Rédaction
29 November 2019
Plus végétale que jamais, la dernière FIAC était parsemée de sculptures et tableaux épineux (Hugh Hayden à la Lisson Gallery, Guisepe Penone chez Magazzino), de troncs calcinés (David Nash chez Annely Juda Fine Art) et de Totems fleuris (Pascale Marthine Tayou à la Galleria Continua). Des arbres déracinés coulés dans le bronze de Javier Perez aux cylindres d'acier hérissés de branches (en bronze) d'Alicja Kwade,déployés sous le péristyle du Petit Palais dans le cadre des Fiac Projects, jusqu'aux chaises dissimulées en haut de trois arbres du jardin des Tuileries (John Armleder, Furniture sculpture), on aurait pu se croire poursuivi par le motif devenu l'emblème des parangons de vertu de l'anthropocène...

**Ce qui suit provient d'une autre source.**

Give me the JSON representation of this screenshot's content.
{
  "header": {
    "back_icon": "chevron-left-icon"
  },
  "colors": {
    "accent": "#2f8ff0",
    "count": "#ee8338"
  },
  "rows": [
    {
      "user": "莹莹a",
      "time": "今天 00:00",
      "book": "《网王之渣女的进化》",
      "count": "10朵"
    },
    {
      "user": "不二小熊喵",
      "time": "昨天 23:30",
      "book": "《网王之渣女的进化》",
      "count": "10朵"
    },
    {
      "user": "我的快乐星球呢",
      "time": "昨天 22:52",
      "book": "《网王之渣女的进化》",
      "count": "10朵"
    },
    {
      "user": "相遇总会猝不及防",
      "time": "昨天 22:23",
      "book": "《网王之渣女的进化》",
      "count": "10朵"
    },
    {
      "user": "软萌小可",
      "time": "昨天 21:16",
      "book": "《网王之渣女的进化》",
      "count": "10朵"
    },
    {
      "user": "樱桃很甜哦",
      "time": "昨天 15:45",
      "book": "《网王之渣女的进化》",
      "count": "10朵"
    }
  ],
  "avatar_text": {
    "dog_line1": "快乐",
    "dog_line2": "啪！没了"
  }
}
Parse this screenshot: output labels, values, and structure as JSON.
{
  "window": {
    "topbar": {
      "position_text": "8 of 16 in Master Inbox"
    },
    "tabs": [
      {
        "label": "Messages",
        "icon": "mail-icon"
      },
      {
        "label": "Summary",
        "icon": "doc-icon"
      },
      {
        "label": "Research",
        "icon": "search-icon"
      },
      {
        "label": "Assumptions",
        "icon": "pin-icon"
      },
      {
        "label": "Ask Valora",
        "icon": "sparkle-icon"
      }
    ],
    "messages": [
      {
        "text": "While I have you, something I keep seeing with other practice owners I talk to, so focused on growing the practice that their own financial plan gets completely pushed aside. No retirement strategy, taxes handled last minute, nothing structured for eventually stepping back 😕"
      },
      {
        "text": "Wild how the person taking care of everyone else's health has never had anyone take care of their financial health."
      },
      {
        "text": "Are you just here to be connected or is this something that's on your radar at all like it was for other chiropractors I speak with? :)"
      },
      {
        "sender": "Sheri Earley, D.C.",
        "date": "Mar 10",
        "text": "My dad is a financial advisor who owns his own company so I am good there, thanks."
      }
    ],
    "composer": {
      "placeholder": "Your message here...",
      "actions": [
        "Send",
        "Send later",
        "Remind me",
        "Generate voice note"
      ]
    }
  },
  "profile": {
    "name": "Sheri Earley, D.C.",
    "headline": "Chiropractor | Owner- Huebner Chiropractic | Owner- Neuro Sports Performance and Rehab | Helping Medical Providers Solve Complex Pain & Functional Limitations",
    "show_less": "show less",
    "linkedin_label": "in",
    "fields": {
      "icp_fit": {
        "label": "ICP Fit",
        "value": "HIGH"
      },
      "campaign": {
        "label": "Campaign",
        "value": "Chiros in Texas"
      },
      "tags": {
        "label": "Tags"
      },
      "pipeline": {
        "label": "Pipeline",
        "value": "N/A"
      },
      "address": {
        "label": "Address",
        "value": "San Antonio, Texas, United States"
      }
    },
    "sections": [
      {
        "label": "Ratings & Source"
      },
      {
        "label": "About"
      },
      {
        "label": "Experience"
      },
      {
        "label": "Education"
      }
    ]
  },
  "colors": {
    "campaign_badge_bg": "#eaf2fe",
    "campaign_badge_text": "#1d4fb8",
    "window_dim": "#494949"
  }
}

Cesare Leonardi-et Franca Stagi, Carpinus betulus L., dessin original réalisé à l'échelle 1 / 100, 1963-1982 / Exposition "Nous, les arbres", Fondation Cartier pour l'art contemporain |
Loin d'être illusoire, la prolifération des racines, troncs et ramures dans la sculpture contemporaine est bien réelle, comme le montre, à Paris, l'exposition « Le Rêveur de la forêt » du musée Zadkine. Confrontant les grands chantres des mondes sylvestres de l'art moderne (de Raoul Ubac, Picasso ou Brancusi à Jean Dubuffet et Bernard Réquichot) aux artistes contemporains, les sculptures bourgeonnantes de Jean Arp aux hybridations organico-végétales de Laure Provost, les forêts tentaculaires de Max Ernst à l'impénétrable Forêt noire de métal acéré d'Eva Jospin, ou encore, les femmes-troncs d'Ossip Zadkine aux chimères calcinées d'Hicham Berrada, l'exposition prouve que les muses des bois ont de beaux jours devant elles. N'est-ce pas d'ailleurs dans une forêt de conte de fées reconstituée que, lors de la dernière fashion week parisienne, les femmes-fleurs griffées Dior ont défilé ?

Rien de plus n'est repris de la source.